After exhausting every other option to save the plane, Davenport pulled the plane up to 4,000 feet, slowed down to about 200 MPH, and punched out.

 

“Once you pull that handle, everything happens so quickly that you can’t appreciate it on a conscious level,” Davenport said. “The first thing you feel after leaving the cockpit is just this incredible force. It presses down on your chest, but you have just enough time to think ‘man, this is uncomfortable’ and then it’s over. That’s how fast it hits you.”

 

Still in shock, Davenport made sure his parachute canopy had opened cleanly when he came across a strange sight.

 

“I was able to see my aircraft without me inside, shooting fire out the back of it, spiraling down towards the ground,” Davenport said. “It took about 12 seconds to crash and turn into this huge fireball. It left a crater in the ground.”

 

Without the work of egress crews, Davenport might have been part of that crater.

 

“These guys are unsung heroes,” Davenport said. “You don’t really think about their equipment working until it works when your life is on the line.”

 

Master Sgt. Tracy Potts, 149th FW air crew flight equipment NCOIC, helps pilots like Davenport stay prepared for a possible ejection.
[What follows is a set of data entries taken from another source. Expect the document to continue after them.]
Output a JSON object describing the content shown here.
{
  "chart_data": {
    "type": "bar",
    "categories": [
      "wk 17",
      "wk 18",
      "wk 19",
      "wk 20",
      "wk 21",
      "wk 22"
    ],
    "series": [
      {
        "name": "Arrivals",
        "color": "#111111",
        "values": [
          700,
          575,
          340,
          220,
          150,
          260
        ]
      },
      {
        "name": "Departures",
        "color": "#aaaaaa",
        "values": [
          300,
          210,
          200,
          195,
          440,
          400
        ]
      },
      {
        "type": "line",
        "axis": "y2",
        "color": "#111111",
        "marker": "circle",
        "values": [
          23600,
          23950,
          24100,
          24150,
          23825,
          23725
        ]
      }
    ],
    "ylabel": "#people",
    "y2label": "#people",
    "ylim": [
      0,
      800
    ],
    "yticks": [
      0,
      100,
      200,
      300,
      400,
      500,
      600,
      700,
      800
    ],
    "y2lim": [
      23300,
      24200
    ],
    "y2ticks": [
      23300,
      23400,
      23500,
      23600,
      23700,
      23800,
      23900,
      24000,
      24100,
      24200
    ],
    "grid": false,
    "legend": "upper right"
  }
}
Potts, who runs a daily egress class at 149th FW headquarters, covers all emergency egress procedures for the F-16, from strapping in to punching out.

 

“These pilots are training for this all the time,” Potts said. “They’re going through all these procedures every single day so all we’re doing is refreshing muscle memory.”

 

Potts’ class takes place in a small, high-walled room with whiteboards and flight equipment neatly hung on the walls. The room’s centerpiece – a life-size, exact replica of an F-16 cockpit – provides many of Potts’ trainees with their only non-live chance to get a hands-on feel for the ejection procedure before they actually take to the skies.

 

“For some of our flyers who’ve never been in an F-16 before, they can be excited or scared,” Potts said. “That can mean being single-minded, where guys are just thinking about how fun it’s going to be to fly. But what we’re reinforcing is that flying comes with risks. Most pilots who eject survive, but some don’t. For those who might be in those tougher situations, we want to give them a fighting chance.”

 

While Hartzler has overseen countless safe ejections, the “tougher situations” stick with him the most.

 

“In the Air Force, you need to be meticulous with the small details,” he said. “With our job, a helmet and mask that aren’t maintained properly could lead to a pilot going hypoxic in the aircraft. That means he might suffocate before he even gets a chance to eject. Little things like that might not be an immediate problem, but they will set off a chain of events that leads to a catastrophic failure.”

 

For Hartzler, the egress job might be full of small parts and pieces, but it has a huge impact on the 149th FW.

 

“I see these guys leave every day,” Hartzler said. “All I care about is seeing them come back, give you a high-five, and have them say, ‘let’s fly again tomorrow.’”

 

With Airmen like Hartzler, Potts and the rest of the 149th FW egress team working nonstop to give pilots a safe landing in the event of an emergency, it’s much easier for Davenport to climb back into his cockpit each week.

 

“I would be lying if I wasn’t nervous the first time I flew after I ejected,” said Davenport, who took to the skies just 12 days after that crash in Louisiana. “But now, climbing up the ladder, those nerves are all gone.”

 

“If anything,” he added, “the fact that the egress system worked that day has actually been a positive thing. It hits home for me that the work these (egress) crews do saved my life, and could save my life again.”